Alla fine del Settecento, grazie agli sviluppi della meccanica celeste, le comete erano ormai legittimamente entrate nel novero dei corpi planetari. Il loro percorso nello spazio, come aveva abbondantemente dimostrato il ritrovamento, nel 1758, della cometa di Halley, era ora determinabile con straordinaria precisione.

Inoltre, gli effetti delle perturbazioni prodotte dai grandi pianeti sulle loro orbite, facevano intuire che il contenuto di materia nel loro nucleo fosse assai minore di quanto si credeva solo agli inizi del secolo.

Le incertezze sulla loro struttura fisica e dimensionale continuarono però, ancora per qualche tempo, ad alimentare l’idea, tanto cara ai catastrofisti, che le comete avessero prodotto il Diluvio universale, ed echi di simili visioni mistico-religiose, a tratti, riapparvero anche nel secolo successivo.
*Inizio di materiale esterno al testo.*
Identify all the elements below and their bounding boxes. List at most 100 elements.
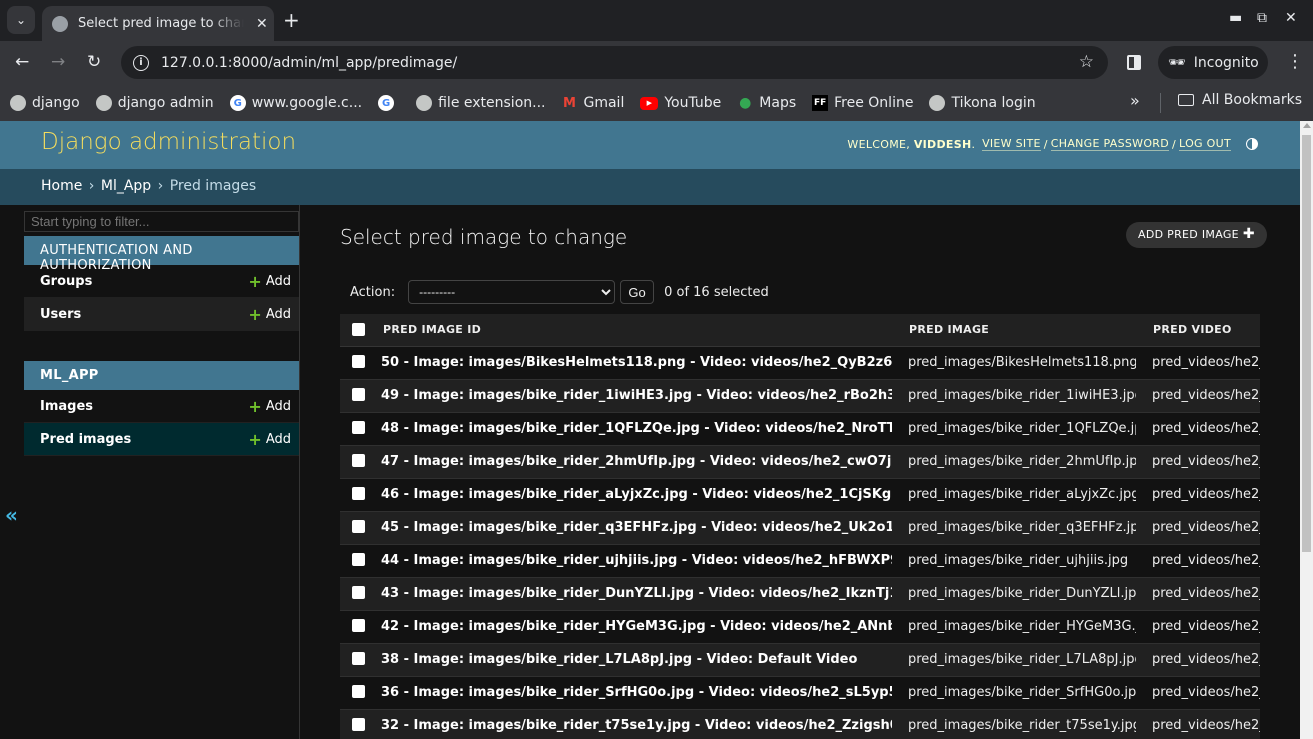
sidebar-item-images[interactable]: Images + Add bbox=[24, 390, 299, 423]
all-bookmarks-button[interactable]: All Bookmarks bbox=[1178, 92, 1302, 108]
row-checkbox[interactable] bbox=[352, 421, 365, 434]
add-users-link[interactable]: + Add bbox=[248, 305, 291, 324]
sidebar-item-pred-images[interactable]: Pred images + Add bbox=[24, 423, 299, 456]
row-checkbox[interactable] bbox=[352, 685, 365, 698]
bookmark-maps[interactable]: ● Maps bbox=[737, 95, 796, 111]
bookmark-django[interactable]: django bbox=[10, 95, 80, 111]
pred-image-link[interactable]: 32 - Image: images/bike_rider_t75se1y.jp… bbox=[381, 718, 892, 733]
row-checkbox[interactable] bbox=[352, 553, 365, 566]
select-all-checkbox[interactable] bbox=[352, 322, 365, 336]
row-checkbox[interactable] bbox=[352, 388, 365, 401]
change-password-link[interactable]: CHANGE PASSWORD bbox=[1050, 137, 1170, 151]
row-checkbox[interactable] bbox=[352, 487, 365, 500]
pred-image-cell: pred_images/bike_rider_1iwiHE3.jpg bbox=[892, 379, 1136, 413]
youtube-icon: ▶ bbox=[640, 96, 659, 110]
restore-icon[interactable]: ⧉ bbox=[1257, 10, 1267, 26]
action-label: Action: bbox=[350, 284, 396, 300]
column-header-pred-video[interactable]: PRED VIDEO bbox=[1136, 314, 1260, 347]
row-checkbox[interactable] bbox=[352, 355, 365, 368]
breadcrumb-app[interactable]: Ml_App bbox=[101, 178, 151, 194]
forward-icon[interactable]: → bbox=[51, 52, 65, 72]
pred-image-link[interactable]: 48 - Image: images/bike_rider_1QFLZQe.jp… bbox=[381, 421, 892, 436]
add-label: Add bbox=[265, 306, 291, 322]
column-header-pred-image[interactable]: PRED IMAGE bbox=[892, 314, 1136, 347]
bookmark-file-extension[interactable]: file extension... bbox=[416, 95, 545, 111]
row-checkbox[interactable] bbox=[352, 586, 365, 599]
incognito-badge[interactable]: 🕶 Incognito bbox=[1158, 46, 1268, 79]
row-checkbox[interactable] bbox=[352, 520, 365, 533]
pred-image-id-cell: 50 - Image: images/BikesHelmets118.png -… bbox=[378, 346, 892, 380]
row-checkbox[interactable] bbox=[352, 619, 365, 632]
go-button[interactable]: Go bbox=[620, 280, 655, 304]
pred-image-link[interactable]: 46 - Image: images/bike_rider_aLyjxZc.jp… bbox=[381, 487, 892, 502]
pred-image-link[interactable]: 43 - Image: images/bike_rider_DunYZLl.jp… bbox=[381, 586, 892, 601]
bookmark-free-online[interactable]: FF Free Online bbox=[812, 95, 913, 111]
column-header-pred-image-id[interactable]: PRED IMAGE ID bbox=[378, 314, 892, 347]
window-close-icon[interactable]: ✕ bbox=[1285, 10, 1297, 26]
module-caption-auth[interactable]: AUTHENTICATION AND AUTHORIZATION bbox=[24, 236, 299, 273]
minimize-icon[interactable]: ▬ bbox=[1229, 10, 1242, 26]
model-link-groups[interactable]: Groups bbox=[40, 274, 92, 289]
add-images-link[interactable]: + Add bbox=[248, 397, 291, 416]
url-text[interactable]: 127.0.0.1:8000/admin/ml_app/predimage/ bbox=[161, 55, 457, 71]
address-bar[interactable]: i 127.0.0.1:8000/admin/ml_app/predimage/… bbox=[121, 46, 1108, 79]
nav-filter-input[interactable] bbox=[24, 211, 299, 232]
all-bookmarks-label: All Bookmarks bbox=[1202, 92, 1303, 108]
bookmark-youtube[interactable]: ▶ YouTube bbox=[640, 95, 721, 111]
globe-icon bbox=[10, 95, 26, 111]
more-bookmarks-icon[interactable]: » bbox=[1130, 91, 1140, 110]
bookmark-star-icon[interactable]: ☆ bbox=[1079, 52, 1094, 72]
view-site-link[interactable]: VIEW SITE bbox=[982, 137, 1041, 151]
model-link-users[interactable]: Users bbox=[40, 307, 81, 322]
more-menu-icon[interactable]: ⋮ bbox=[1286, 51, 1304, 72]
browser-tab[interactable]: Select pred image to change ✕ bbox=[42, 6, 274, 41]
collapse-sidebar-icon[interactable]: « bbox=[5, 503, 18, 527]
row-checkbox[interactable] bbox=[352, 454, 365, 467]
pred-image-link[interactable]: 38 - Image: images/bike_rider_L7LA8pJ.jp… bbox=[381, 652, 857, 667]
pred-image-id-cell: 43 - Image: images/bike_rider_DunYZLl.jp… bbox=[378, 577, 892, 611]
breadcrumb-separator: › bbox=[157, 178, 164, 194]
back-icon[interactable]: ← bbox=[15, 52, 29, 72]
site-info-icon[interactable]: i bbox=[133, 54, 149, 71]
model-link-pred-images[interactable]: Pred images bbox=[40, 432, 131, 447]
add-pred-images-link[interactable]: + Add bbox=[248, 430, 291, 449]
pred-image-link[interactable]: 36 - Image: images/bike_rider_SrfHG0o.jp… bbox=[381, 685, 892, 700]
model-link-images[interactable]: Images bbox=[40, 399, 93, 414]
bookmark-google[interactable]: Gwww.google.c... bbox=[229, 95, 362, 111]
bookmark-django-admin[interactable]: django admin bbox=[95, 95, 214, 111]
row-checkbox[interactable] bbox=[352, 652, 365, 665]
sidebar-item-groups[interactable]: Groups + Add bbox=[24, 265, 299, 298]
side-panel-icon[interactable] bbox=[1127, 55, 1141, 70]
add-groups-link[interactable]: + Add bbox=[248, 272, 291, 291]
breadcrumb-home[interactable]: Home bbox=[41, 178, 82, 194]
pred-image-link[interactable]: 42 - Image: images/bike_rider_HYGeM3G.jp… bbox=[381, 619, 892, 634]
pred-image-link[interactable]: 45 - Image: images/bike_rider_q3EFHFz.jp… bbox=[381, 520, 892, 535]
action-select[interactable]: --------- bbox=[408, 280, 616, 304]
log-out-link[interactable]: LOG OUT bbox=[1179, 137, 1231, 151]
site-brand[interactable]: Django administration bbox=[41, 129, 296, 155]
pred-image-link[interactable]: 49 - Image: images/bike_rider_1iwiHE3.jp… bbox=[381, 388, 892, 403]
bookmark-google-2[interactable]: G bbox=[378, 95, 400, 111]
pred-image-link[interactable]: 47 - Image: images/bike_rider_2hmUfIp.jp… bbox=[381, 454, 892, 469]
module-caption-ml-app[interactable]: ML_APP bbox=[24, 361, 299, 390]
scrollbar-thumb[interactable] bbox=[1302, 135, 1311, 552]
page-scrollbar[interactable] bbox=[1300, 121, 1313, 739]
add-label: Add bbox=[265, 273, 291, 289]
bookmark-gmail[interactable]: M Gmail bbox=[561, 95, 624, 111]
pred-image-link[interactable]: 44 - Image: images/bike_rider_ujhjiis.jp… bbox=[381, 553, 892, 568]
new-tab-button[interactable]: + bbox=[283, 8, 300, 32]
add-pred-image-button[interactable]: ADD PRED IMAGE ✚ bbox=[1126, 222, 1267, 248]
scroll-up-arrow-icon[interactable] bbox=[1303, 123, 1311, 128]
row-select-cell bbox=[340, 544, 378, 578]
bookmark-tikona-login[interactable]: Tikona login bbox=[929, 95, 1036, 111]
close-tab-icon[interactable]: ✕ bbox=[256, 16, 268, 32]
reload-icon[interactable]: ↻ bbox=[87, 52, 101, 72]
pred-image-cell: pred_images/bike_rider_SrfHG0o.jpg bbox=[892, 676, 1136, 710]
theme-toggle-icon[interactable] bbox=[1246, 138, 1258, 150]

Nel XIX secolo, iniziò però a prevalere una cosmogonia non evoluzionista di tipo laplaciano, secondo la quale l’universo è organizzato in rigide strutture e gerarchie, ed ogni avvenimento della sua storia si spiega attraverso complesse regole strettamente meccanicistiche. Il cosmo, come nel modello di Lambert, non poteva quindi subire bruschi mutamenti che potessero mettere a rischio il fluire continuo ed ordinato degli accadimenti. All’interno di questo modello le comete non costituivano più quel remoto, ma reale pericolo per la Terra, che Lalande ed altri suoi contemporanei avevano ipotizzato. La concezione di Laplace subì le prime decise smentite quando nel XX secolo si scoprirono i primi crateri da impatto, chiaramente di origine extraterrestre.

Essi stavano ad indicare che fenomeni traumatici e violenti, prodotti prevalentemente da una nuova categoria di oggetti, gli asteroidi, sconosciuti nel secolo dei lumi, avevano invece avuto una parte importante nella storia del nostro pianeta.